I was right. We were a better choice for asset management clients.

For obvious reasons I’d better keep this anonymous, but I’ve fairly recently heard some war stories from inside a non-specialist agency pitching for an asset management client.

It’s been pretty fraught, and as you’d expect a lot of the available time has been wasted on getting up to speed with how this difficult and complex industry works, who the target audiences are, what sort of brand promises can be made (and kept) and what restrictions are imposed by the regulator.

But beyond all these issues, most of which I suppose are the sorts of things that arise when an agency starts work in any unfamiliar sector, what’s really struck me is the sheer difficulty of finding a strong creative solution.  All the above issues apply here too, of course, but there are others that present specifically creative challenges.

Of these, two in particular stand out.  The first is the intangibility and invisibility of the whole subject (or at least of 99% of it).  If you’re advertising a beer, there’s a reasonable assumption that you’ll show someone drinking it, or pouring it, or going to a pub, or whatever,  You may not:  but you always could.  Similarly, if it’s a car, I wouldn’t be amazed to see it being driven.  But what does an asset management look like?  Nothing, that’s what.

Then second, there’s the whole.business of uncertainty and unpredictability, which make it more or less impossible to focus on any kind of end benefit.  We may not want to show someone using our shampoo, but we’re almost certain to want to show someone with great-looking hair.  What does someone with great-looking asset management look like, especially on a day the market’s down 10 per cent?

There are plenty of other problems to overcome, but even setting all of them aside these two make it unusually difficult to identify fruitful territory – especially fruitful visual territory – in which to base your creative approach.

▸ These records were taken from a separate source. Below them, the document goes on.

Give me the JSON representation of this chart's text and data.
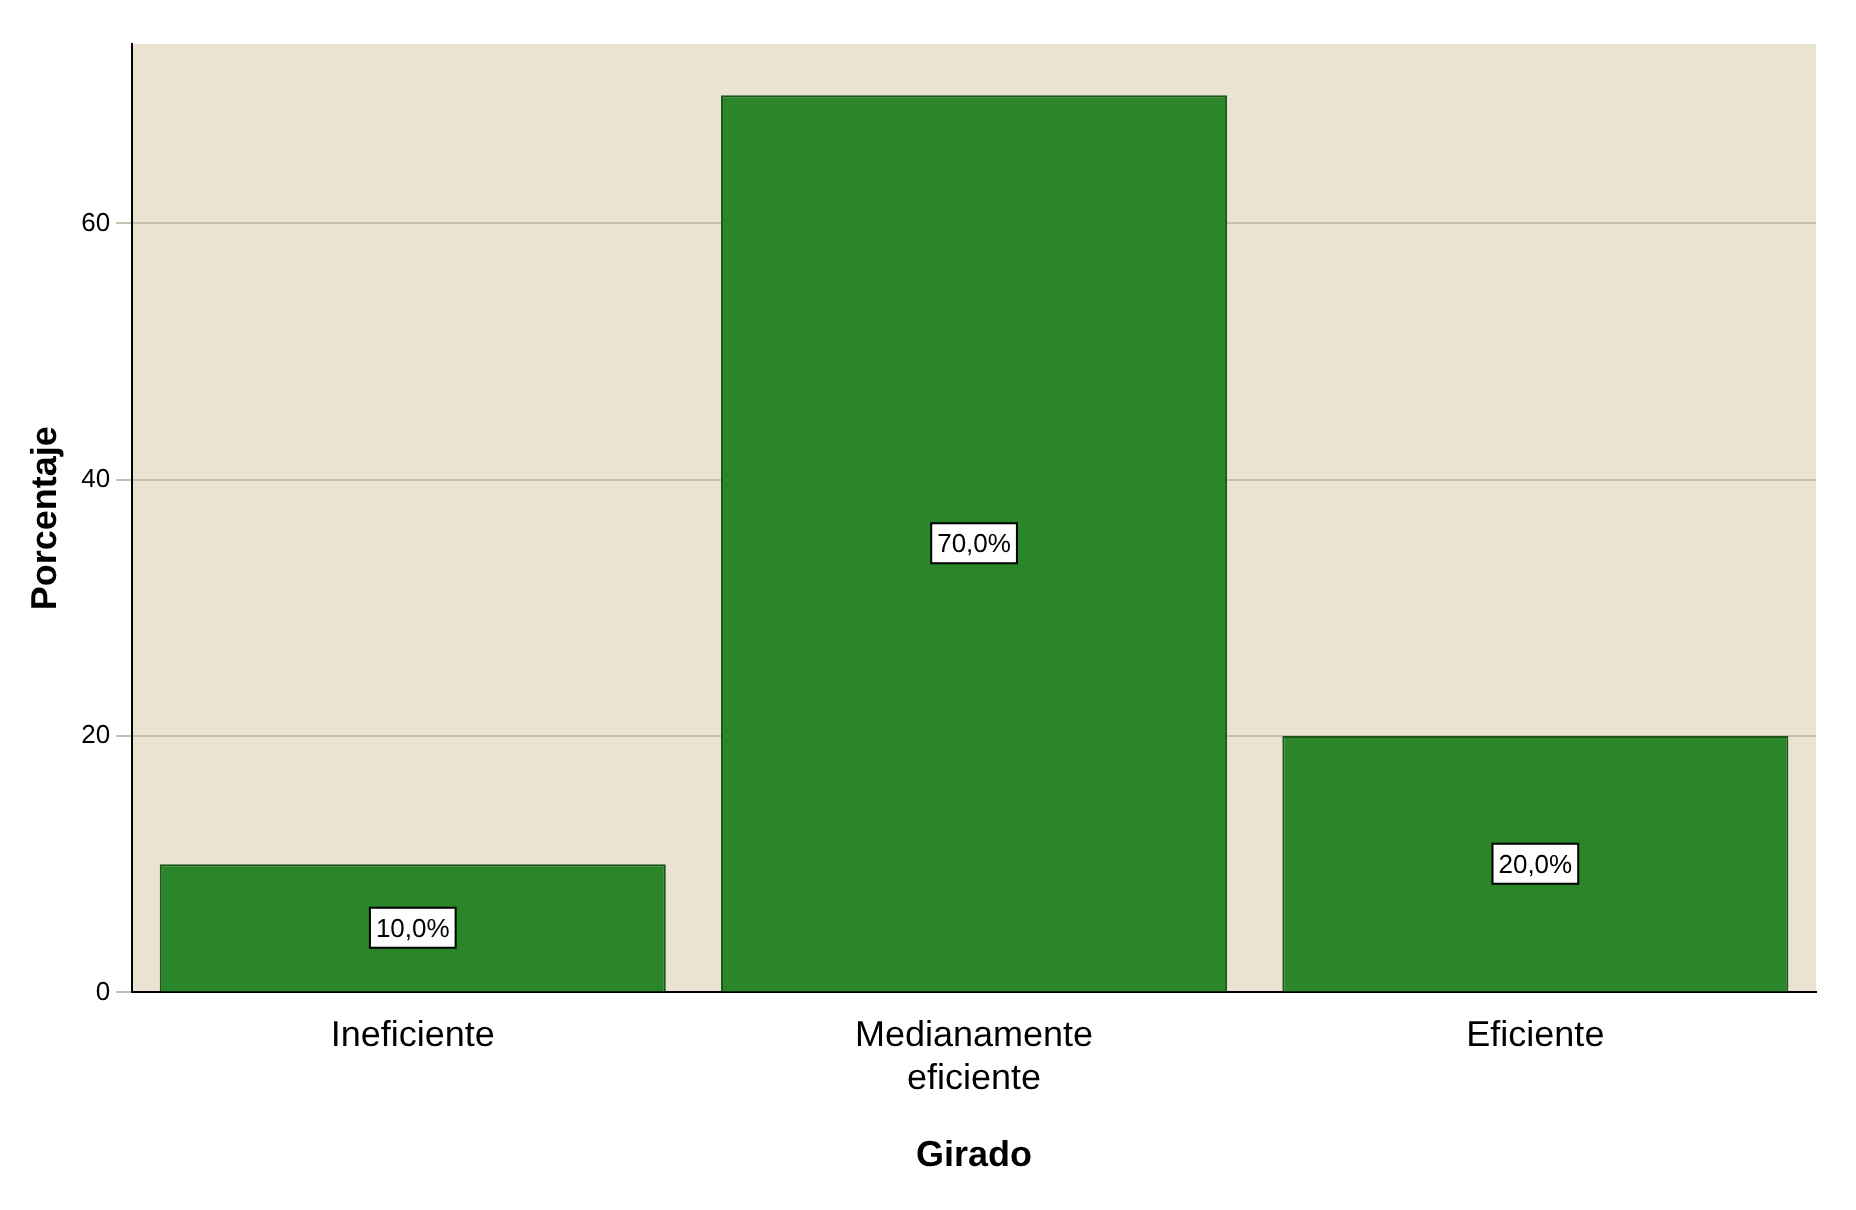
{
  "chart_data": {
    "type": "bar",
    "xlabel": "Girado",
    "ylabel": "Porcentaje",
    "categories": [
      "Ineficiente",
      "Medianamente eficiente",
      "Eficiente"
    ],
    "values": [
      10,
      70,
      20
    ],
    "value_labels": [
      "10,0%",
      "70,0%",
      "20,0%"
    ],
    "color": "#2a8629",
    "ylim": [
      0,
      74
    ],
    "yticks": [
      0,
      20,
      40,
      60
    ],
    "grid": "y",
    "legend": false
  }
}
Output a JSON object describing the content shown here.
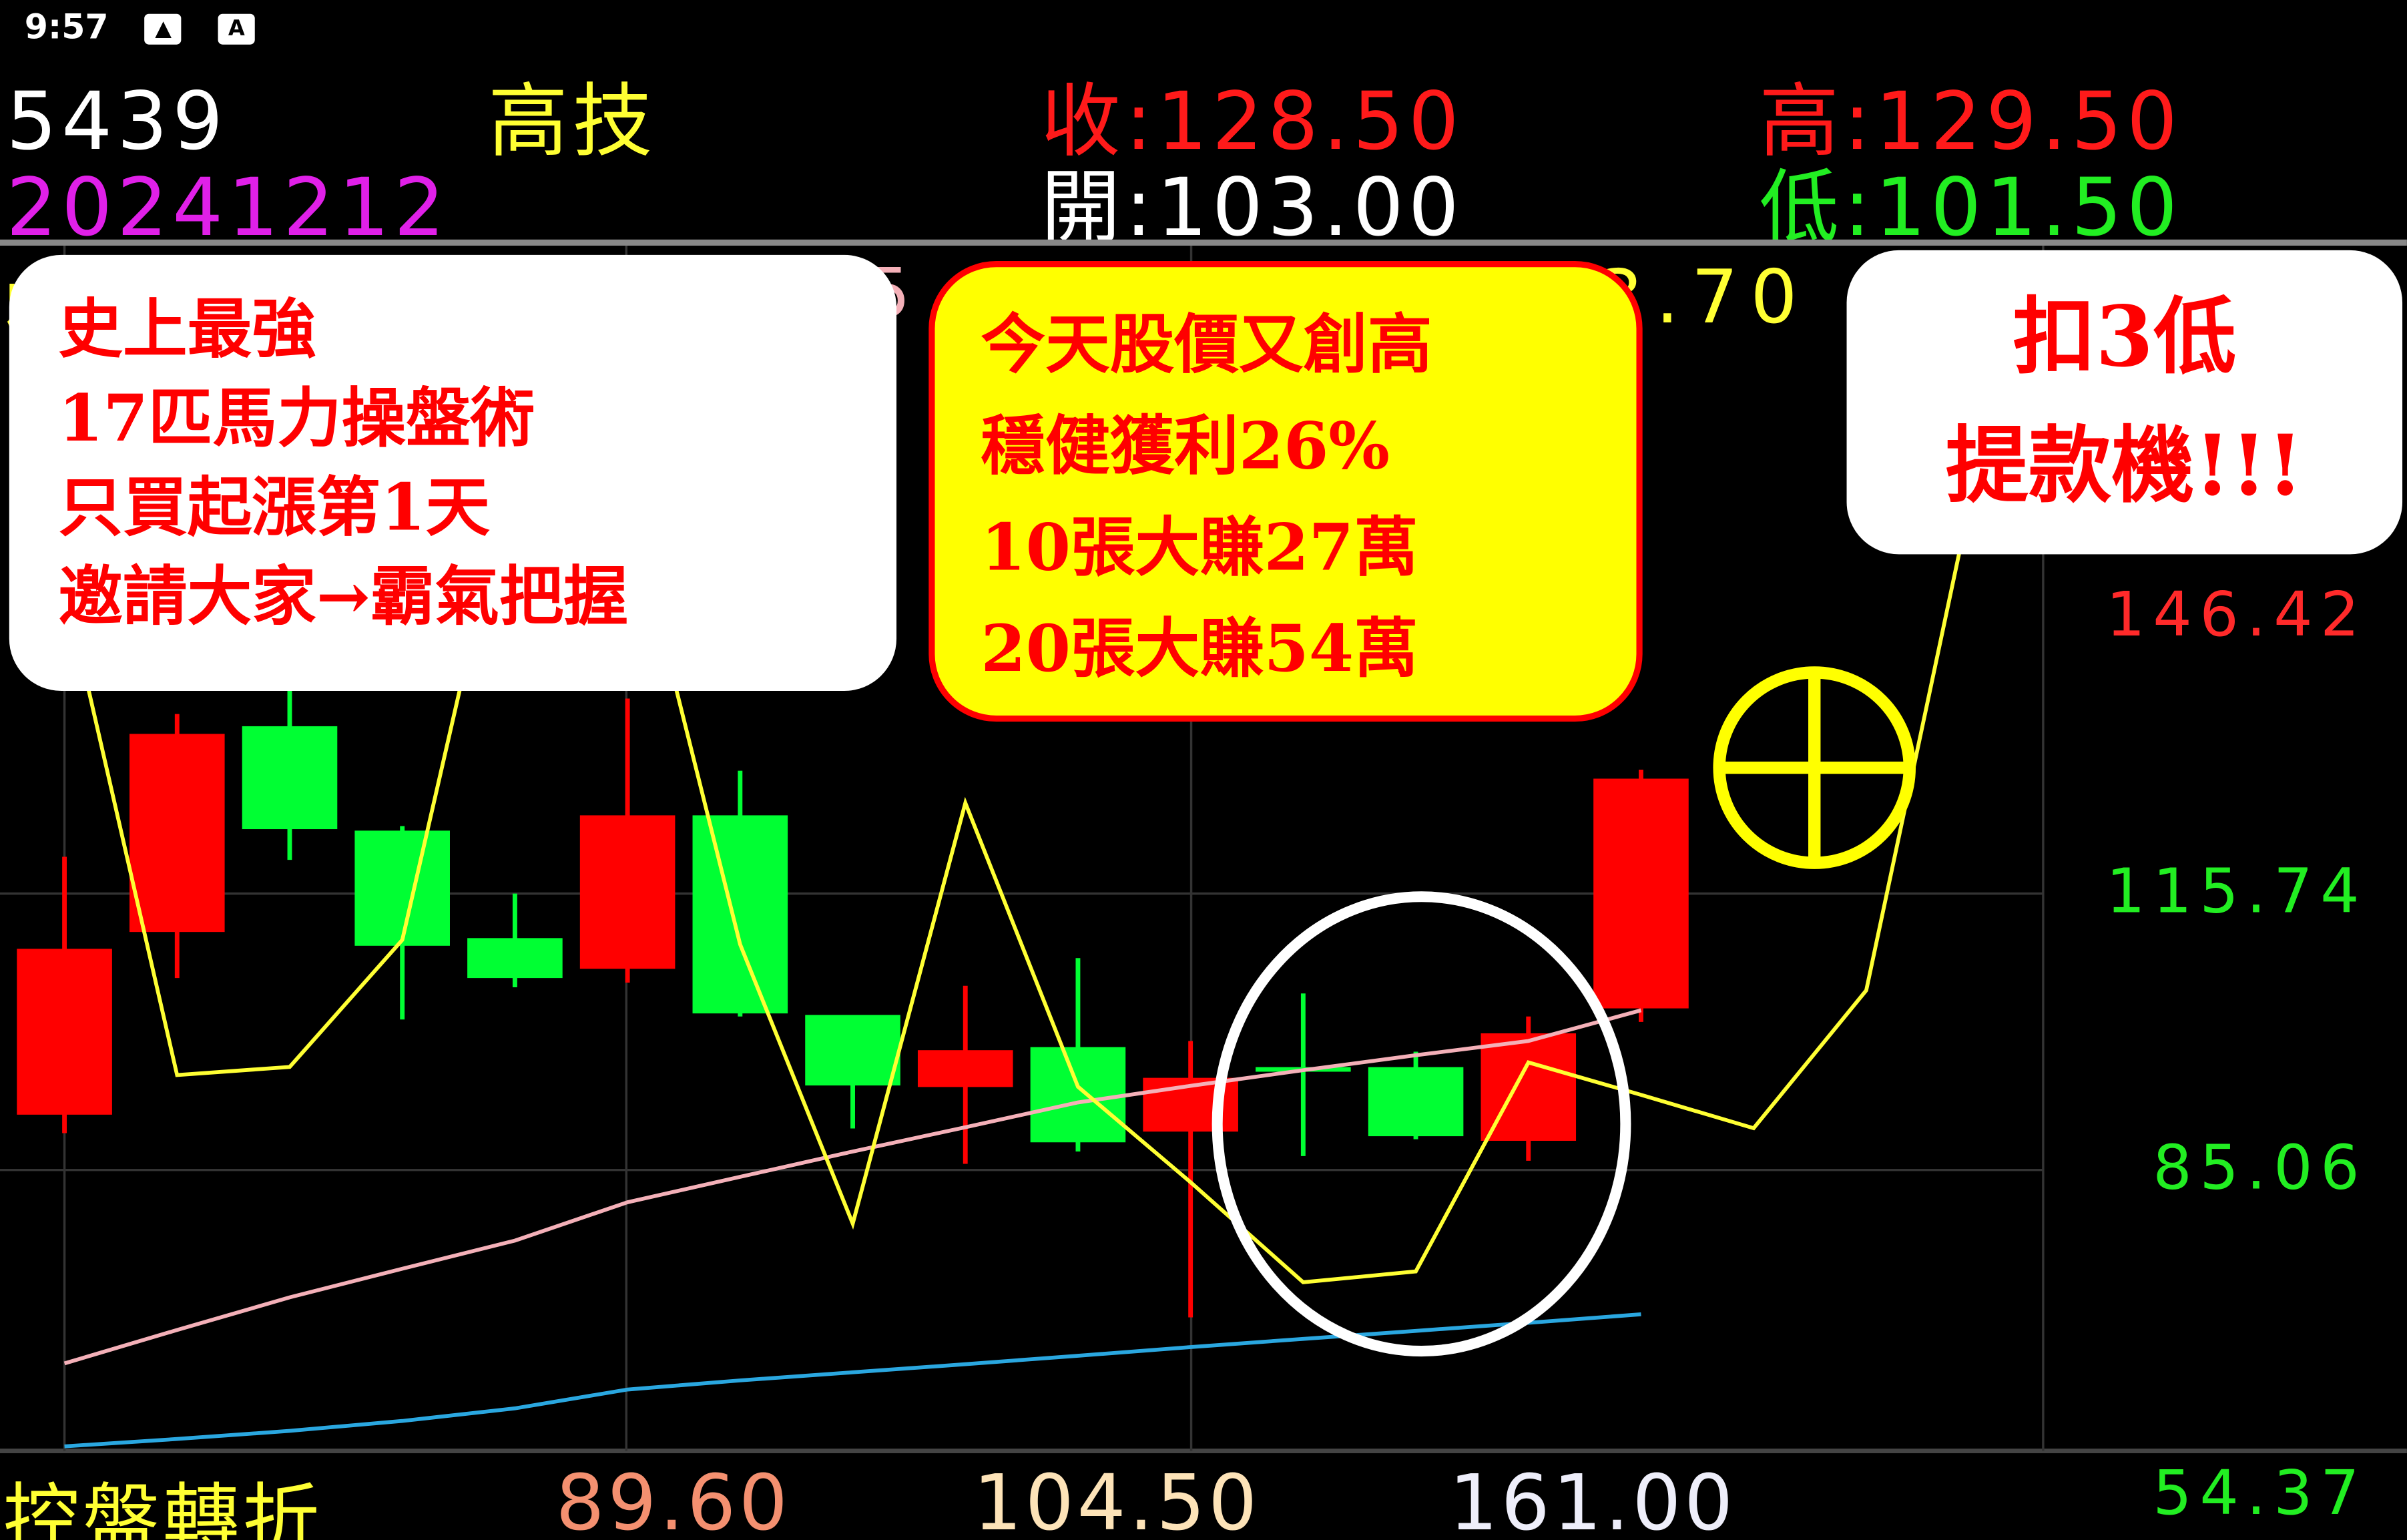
{
  "status_bar": {
    "time": "9:57",
    "icons": [
      "image-icon",
      "text-a-icon"
    ],
    "icon_glyphs": [
      "▲",
      "A"
    ]
  },
  "header": {
    "code": "5439",
    "name": "高技",
    "date": "20241212",
    "close": "收:128.50",
    "high": "高:129.50",
    "open": "開:103.00",
    "low": "低:101.50"
  },
  "partial_row": {
    "left": "收",
    "mid": "5",
    "right": "3.70"
  },
  "bubbles": {
    "left": [
      "史上最強",
      "17匹馬力操盤術",
      "只買起漲第1天",
      "邀請大家→霸氣把握"
    ],
    "center": [
      "今天股價又創高",
      "穩健獲利26%",
      "10張大賺27萬",
      "20張大賺54萬"
    ],
    "right": [
      "扣3低",
      "提款機!!!"
    ]
  },
  "footer": {
    "label": "控盤轉折",
    "v1": "89.60",
    "v2": "104.50",
    "v3": "161.00"
  },
  "colors": {
    "up": "#ff0000",
    "down": "#00ff33",
    "ma_short": "#ffff33",
    "ma_mid": "#f4b0b8",
    "ma_long": "#2aa7e0",
    "center_bubble": "#ffff00"
  },
  "chart_data": {
    "type": "candlestick",
    "y_ticks": [
      "146.42",
      "115.74",
      "85.06",
      "54.37"
    ],
    "ylim": [
      54.37,
      146.42
    ],
    "candles": [
      {
        "o": 91.2,
        "c": 109.61,
        "h": 119.83,
        "l": 89.15
      },
      {
        "o": 111.48,
        "c": 133.47,
        "h": 135.68,
        "l": 106.37
      },
      {
        "o": 134.32,
        "c": 122.9,
        "h": 139.09,
        "l": 119.49
      },
      {
        "o": 122.73,
        "c": 109.95,
        "h": 123.24,
        "l": 101.77
      },
      {
        "o": 110.8,
        "c": 106.37,
        "h": 115.74,
        "l": 105.34
      },
      {
        "o": 107.39,
        "c": 124.43,
        "h": 137.39,
        "l": 105.86
      },
      {
        "o": 124.43,
        "c": 102.44,
        "h": 129.38,
        "l": 102.1
      },
      {
        "o": 102.27,
        "c": 94.44,
        "h": 102.27,
        "l": 89.67
      },
      {
        "o": 94.27,
        "c": 98.36,
        "h": 105.51,
        "l": 85.74
      },
      {
        "o": 98.7,
        "c": 88.13,
        "h": 108.58,
        "l": 87.11
      },
      {
        "o": 89.32,
        "c": 95.29,
        "h": 99.38,
        "l": 68.7
      },
      {
        "o": 96.48,
        "c": 96.3,
        "h": 104.66,
        "l": 86.6
      },
      {
        "o": 96.48,
        "c": 88.81,
        "h": 98.19,
        "l": 88.47
      },
      {
        "o": 88.3,
        "c": 100.23,
        "h": 102.1,
        "l": 86.08
      },
      {
        "o": 103.0,
        "c": 128.5,
        "h": 129.5,
        "l": 101.5
      }
    ],
    "ma_short": [
      150,
      95.6,
      96.5,
      110.6,
      165,
      160,
      110.1,
      79.1,
      125.8,
      94.3,
      83.7,
      72.6,
      73.8,
      97.0,
      93.4,
      89.7,
      105.0,
      163.8
    ],
    "ma_mid": [
      63.59,
      67.3,
      70.92,
      74.1,
      77.22,
      81.48,
      84.3,
      87.11,
      89.8,
      92.56,
      94.4,
      96.14,
      97.8,
      99.38,
      102.79
    ],
    "ma_long": [
      54.38,
      55.2,
      56.1,
      57.2,
      58.6,
      60.69,
      61.7,
      62.6,
      63.5,
      64.44,
      65.4,
      66.31,
      67.2,
      68.1,
      69.04
    ]
  }
}
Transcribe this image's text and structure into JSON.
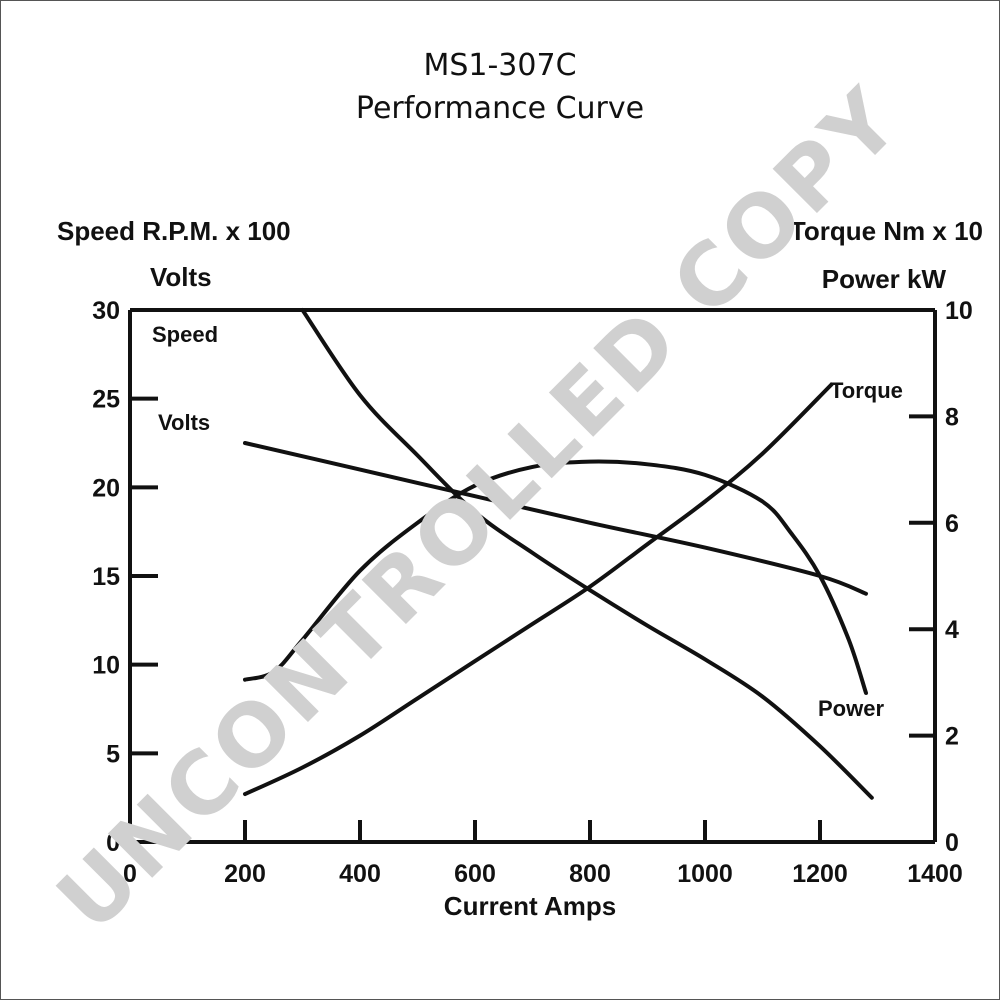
{
  "chart_data": {
    "type": "line",
    "title": "MS1-307C",
    "subtitle": "Performance Curve",
    "xlabel": "Current Amps",
    "ylabel_left": [
      "Speed R.P.M. x 100",
      "Volts"
    ],
    "ylabel_right": [
      "Torque Nm x 10",
      "Power kW"
    ],
    "xlim": [
      0,
      1400
    ],
    "ylim_left": [
      0,
      30
    ],
    "ylim_right": [
      0,
      10
    ],
    "x_ticks": [
      "0",
      "200",
      "400",
      "600",
      "800",
      "1000",
      "1200",
      "1400"
    ],
    "y_left_ticks": [
      "0",
      "5",
      "10",
      "15",
      "20",
      "25",
      "30"
    ],
    "y_right_ticks": [
      "0",
      "2",
      "4",
      "6",
      "8",
      "10"
    ],
    "grid": false,
    "series": [
      {
        "name": "Speed",
        "axis": "left",
        "x": [
          300,
          400,
          500,
          600,
          700,
          800,
          900,
          1000,
          1100,
          1200,
          1290
        ],
        "y": [
          30,
          25.2,
          21.8,
          18.6,
          16.3,
          14.2,
          12.2,
          10.3,
          8.2,
          5.4,
          2.5
        ]
      },
      {
        "name": "Volts",
        "axis": "left",
        "x": [
          200,
          400,
          600,
          800,
          1000,
          1200,
          1280
        ],
        "y": [
          22.5,
          21.0,
          19.5,
          18.0,
          16.6,
          15.0,
          14.0
        ]
      },
      {
        "name": "Torque",
        "axis": "right",
        "x": [
          200,
          300,
          400,
          500,
          600,
          700,
          800,
          900,
          1000,
          1100,
          1220
        ],
        "y": [
          0.9,
          1.4,
          2.0,
          2.7,
          3.4,
          4.1,
          4.8,
          5.6,
          6.4,
          7.3,
          8.6
        ]
      },
      {
        "name": "Power",
        "axis": "right",
        "x": [
          200,
          250,
          300,
          400,
          500,
          600,
          700,
          800,
          900,
          1000,
          1100,
          1150,
          1200,
          1250,
          1280
        ],
        "y": [
          3.05,
          3.2,
          3.8,
          5.1,
          6.0,
          6.7,
          7.05,
          7.15,
          7.1,
          6.9,
          6.4,
          5.8,
          5.0,
          3.8,
          2.8
        ]
      }
    ],
    "series_labels": [
      "Speed",
      "Volts",
      "Torque",
      "Power"
    ],
    "watermark": "UNCONTROLLED COPY"
  }
}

In my agency days, I always used to tell clients (or rather, prospects) that they should appoint specialist agencies like mine to solve problems like these, rather than mainstream agencies which – however talented – would struggle even to understand why they were finding it so hard, let alone to identify a solution.  But I always suffered pangs of doubt about whether the mainstream agency people were so talented that it would be worth working through the pain so as to get through, in the end, to the sunlit uplands of a great creative solution.

My recent insight into a non-specialist pitch has belatedly eliminated such pangs.  You’ll never get to the sunlit uplands if you can’t find a way out of the boggy marsh down at the bottom of the slope.